Consent for Dental Extractions
I, , hereby consent to the following teeth to be extracted by Brent Call D.M.D., a
My dentist has determined that my teeth are non-restorable and need to be removed, or that my teeth are
restorable but as an alternative to restoration of my teeth I have chosen to have them removed. In the case of fully
impacted and partially impacted wisdom teeth (3rd molars), the reason for extraction has been explained, and I
understand the expected benefits of extraction. Although wisdom teeth (3rd molars) do not always require removal, I
have chosen to have them removed at this time.
The oral surgical procedures to be performed have been explained to me and I am satisfied that I understand
what is to be done. I agree to the use of local anesthetic and antibiotics as deemed necessary by Brent Call D.M.D.

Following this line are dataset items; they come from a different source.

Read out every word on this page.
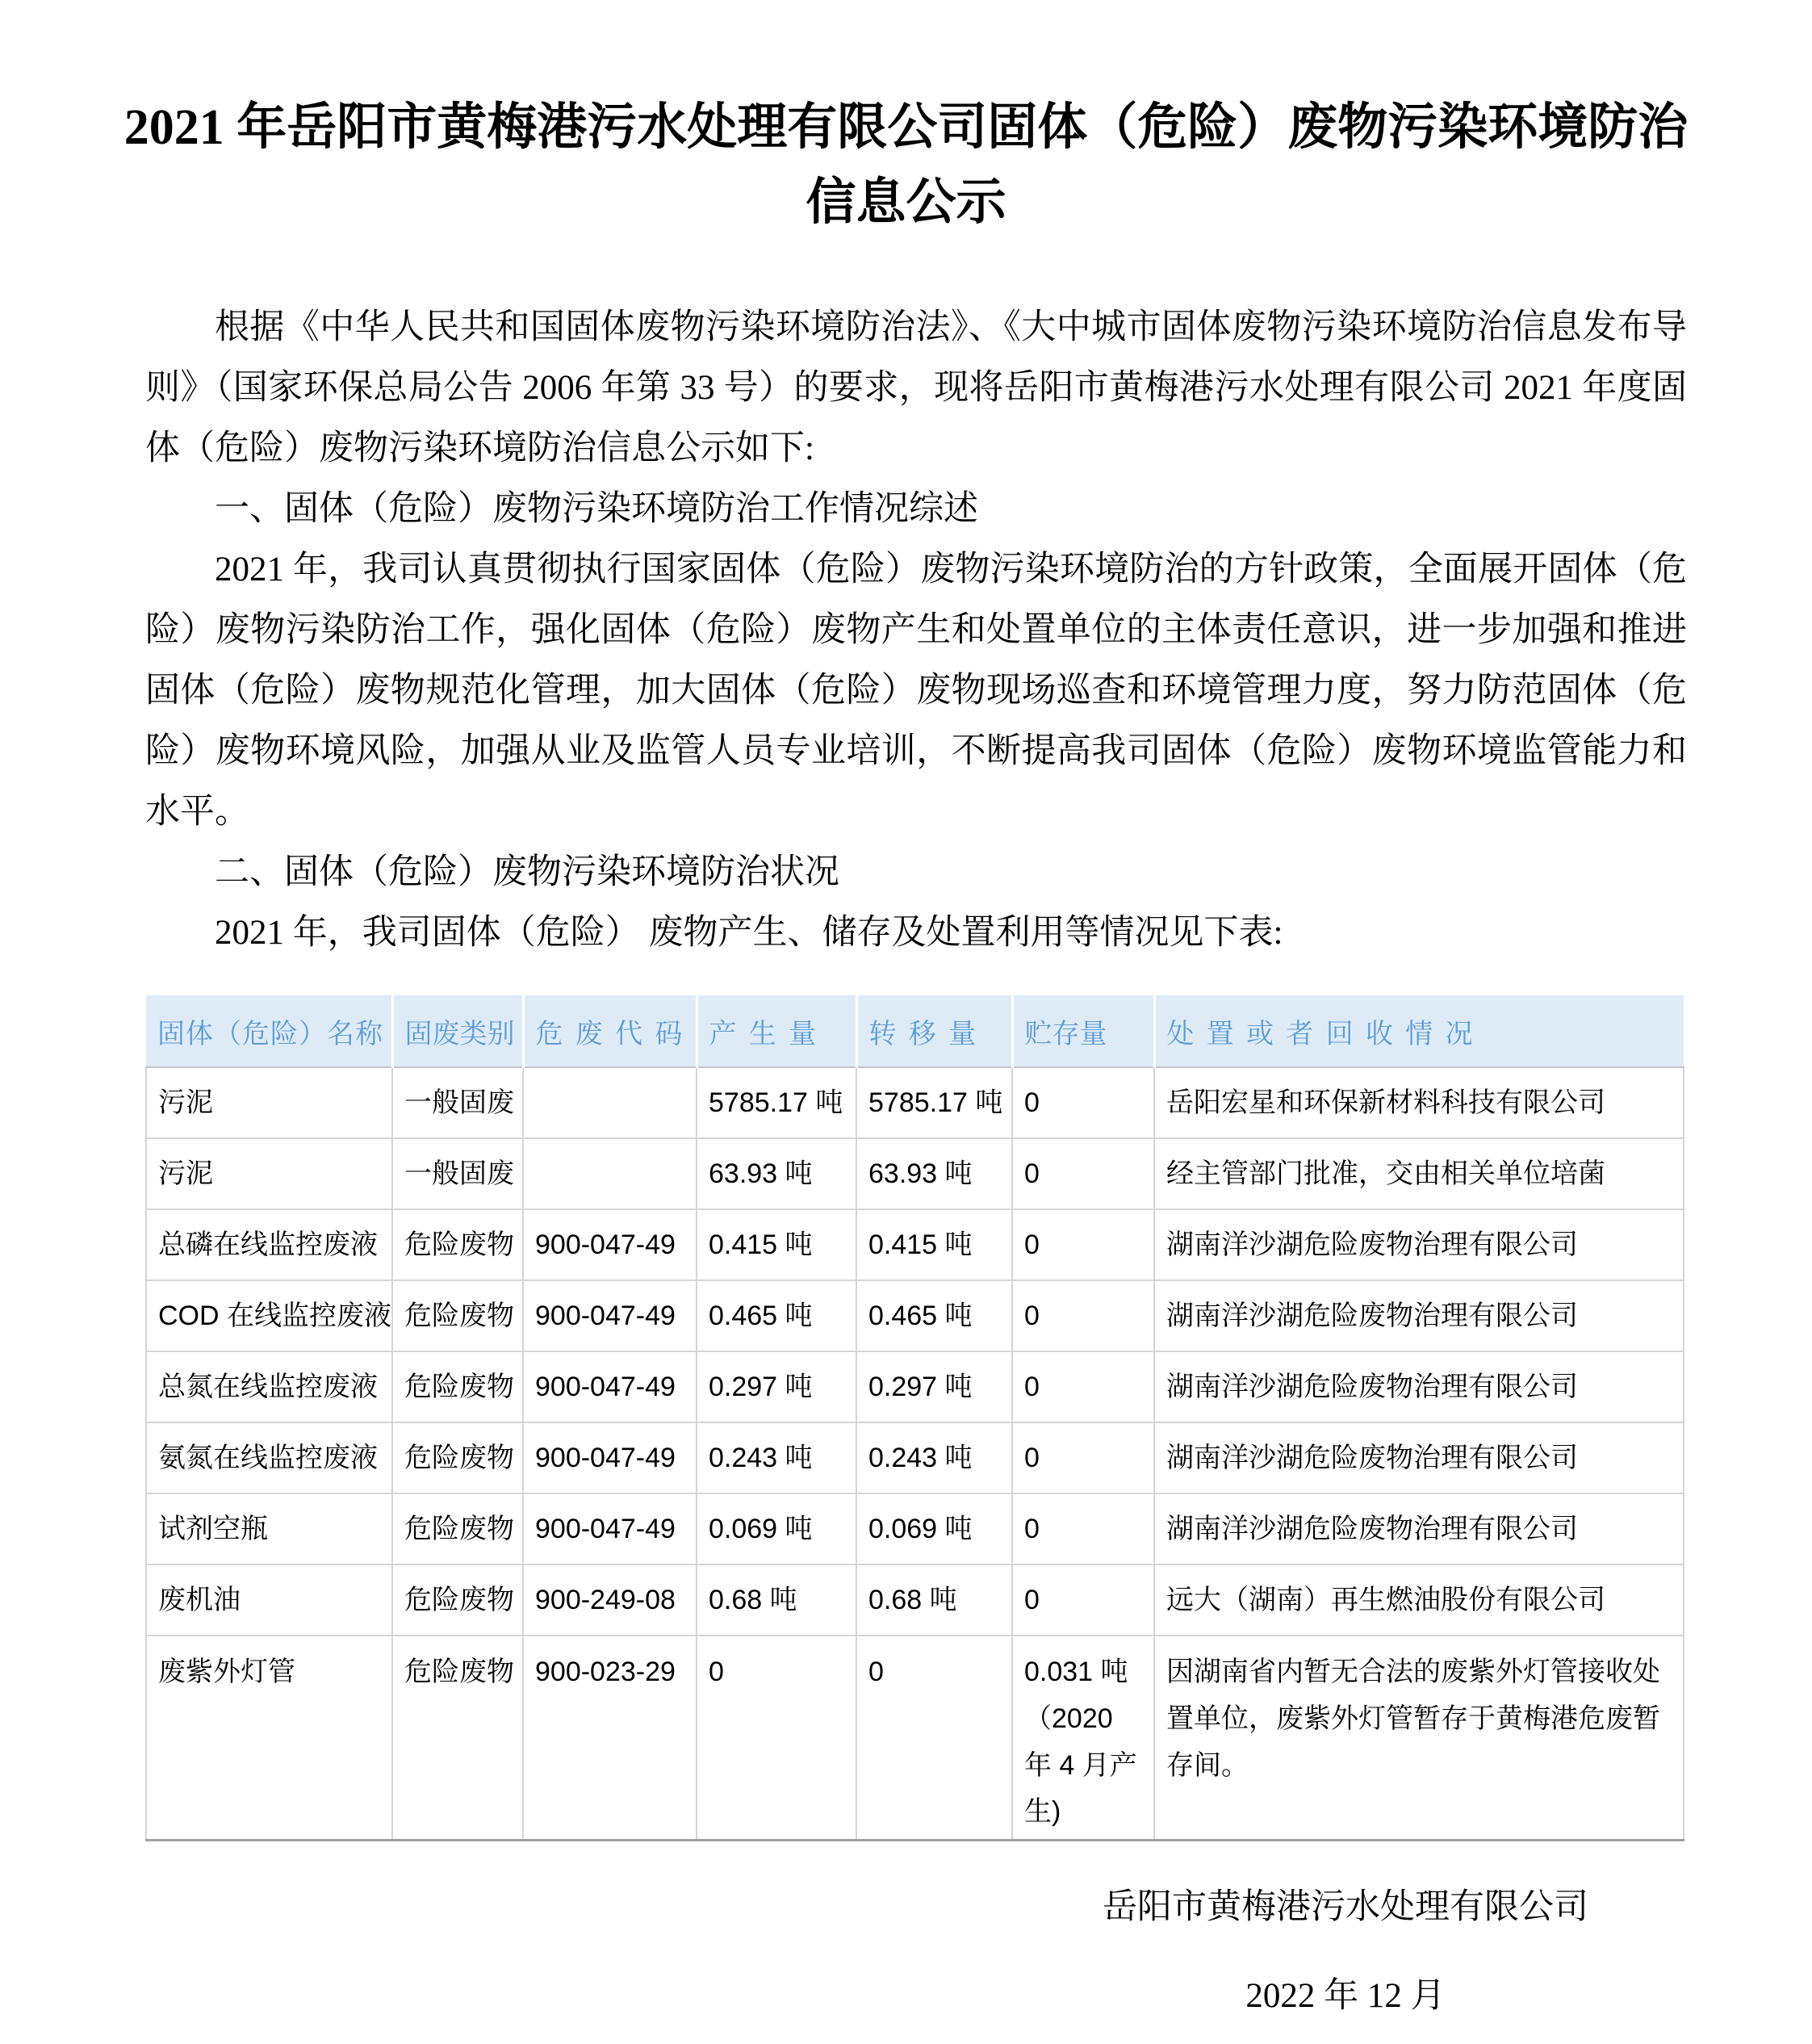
2021 年岳阳市黄梅港污水处理有限公司固体（危险）废物污染环境防治
信息公示

根据《中华人民共和国固体废物污染环境防治法》、《大中城市固体废物污染环境防治信息发布导则》（国家环保总局公告 2006 年第 33 号）的要求，现将岳阳市黄梅港污水处理有限公司 2021 年度固体（危险）废物污染环境防治信息公示如下:

一、固体（危险）废物污染环境防治工作情况综述

2021 年，我司认真贯彻执行国家固体（危险）废物污染环境防治的方针政策，全面展开固体（危险）废物污染防治工作，强化固体（危险）废物产生和处置单位的主体责任意识，进一步加强和推进固体（危险）废物规范化管理，加大固体（危险）废物现场巡查和环境管理力度，努力防范固体（危险）废物环境风险，加强从业及监管人员专业培训，不断提高我司固体（危险）废物环境监管能力和水平。

二、固体（危险）废物污染环境防治状况

2021 年，我司固体（危险） 废物产生、储存及处置利用等情况见下表:

固体（危险）名称	固废类别	危废代码	产生量	转移量	贮存量	处置或者回收情况
污泥	一般固废		5785.17 吨	5785.17 吨	0	岳阳宏星和环保新材料科技有限公司
污泥	一般固废		63.93 吨	63.93 吨	0	经主管部门批准，交由相关单位培菌
总磷在线监控废液	危险废物	900-047-49	0.415 吨	0.415 吨	0	湖南洋沙湖危险废物治理有限公司
COD 在线监控废液	危险废物	900-047-49	0.465 吨	0.465 吨	0	湖南洋沙湖危险废物治理有限公司
总氮在线监控废液	危险废物	900-047-49	0.297 吨	0.297 吨	0	湖南洋沙湖危险废物治理有限公司
氨氮在线监控废液	危险废物	900-047-49	0.243 吨	0.243 吨	0	湖南洋沙湖危险废物治理有限公司
试剂空瓶	危险废物	900-047-49	0.069 吨	0.069 吨	0	湖南洋沙湖危险废物治理有限公司
废机油	危险废物	900-249-08	0.68 吨	0.68 吨	0	远大（湖南）再生燃油股份有限公司
废紫外灯管	危险废物	900-023-29	0	0	0.031 吨（2020 年 4 月产生)	因湖南省内暂无合法的废紫外灯管接收处置单位，废紫外灯管暂存于黄梅港危废暂存间。
岳阳市黄梅港污水处理有限公司
2022 年 12 月
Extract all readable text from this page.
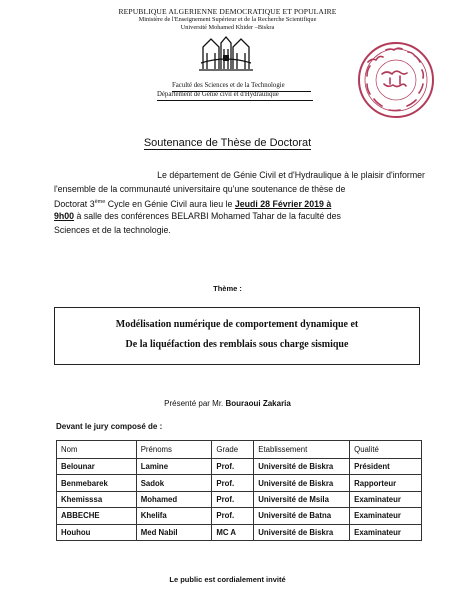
REPUBLIQUE ALGERIENNE DEMOCRATIQUE ET POPULAIRE
Ministère de l'Enseignement Supérieur et de la Recherche Scientifique
Université Mohamed Khider –Biskra
Faculté des Sciences et de la Technologie
Département de Génie civil et d'Hydraulique
Soutenance de Thèse de Doctorat
Le département de Génie Civil et d'Hydraulique à le plaisir d'informer
l'ensemble de la communauté universitaire qu'une soutenance de thèse de
Doctorat 3ème Cycle en Génie Civil aura lieu le Jeudi 28 Février 2019 à
9h00 à salle des conférences BELARBI Mohamed Tahar de la faculté des
Sciences et de la technologie.
Thème :
Modélisation numérique de comportement dynamique et
De la liquéfaction des remblais sous charge sismique
Présenté par Mr. Bouraoui Zakaria
Devant le jury composé de :
Nom	Prénoms	Grade	Etablissement	Qualité
Belounar	Lamine	Prof.	Université de Biskra	Président
Benmebarek	Sadok	Prof.	Université de Biskra	Rapporteur
Khemisssa	Mohamed	Prof.	Université de Msila	Examinateur
ABBECHE	Khelifa	Prof.	Université de Batna	Examinateur
Houhou	Med Nabil	MC A	Université de Biskra	Examinateur
Le public est cordialement invité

I understand that there are risks of complications associated with surgery, drugs and local anesthesia. The more
common complications are post-operative pain, infection, swelling, bleeding, bruising/discoloration, and temporary
or permanent parasthesia (tingling) or anesthesia (numbness) of the lip, tongue, chin, gums, cheek, or teeth
(especially associated with the lower jaw). I am aware that injury to or stiffness of the neck and facial muscles,
changes in tempormandibular joint and occlusion of teeth may occur. I am aware that injury to other tissues, adjacent
teeth, restorations in other teeth, referred pain to the ear, head neck, nausea, vomiting, allergic reactions, bone
fractures, and delayed healing are all possible during or after dental extractions.
I understand that removal of upper teeth may result in sinus complications, including an opening into the sinus
from the mouth. I also understand that some fractured root tips cannot be recovered with traditional extraction
methods. In both situations, surgical intervention by an oral surgeon may be required.
I am aware that pain medication may cause drowsiness and lack of awareness or coordination, which could
increase by the use of alcohol or other drugs. I will not
- operate any vehicle
- operate any hazardous devices
- be responsible for children while taking such medications for at least 24 hours or until fully recovered from
the effects of the medications given me.
I have been advised of other treatment modalities for the present oral condition and choose to have oral
surgery/dental extractions over all other options.
I have been informed of the option of having a bone graft done in conjunction with dental extractions to aid in
healing and preservation of bone in the mouth. The risks and benefits of bone grafts have been explained to me. If I
choose to have a bone graft performed, I am aware that human cadaver bone is usually used for the bone graft and I
consent to its use.
I acknowledge the receipt and understand the post operative instructions. I understand that complications with
healing are common in oral surgery/ dental extractions and that follow-up care is available to me.
The fee for my treatment has been explained to me and is satisfactory. I am aware that occasionally further
treatment due to complications may be required and that there are reasonable fees associated with these treatments.
I freely give consent for Brent Call D.M.D to perform dental extractions on me.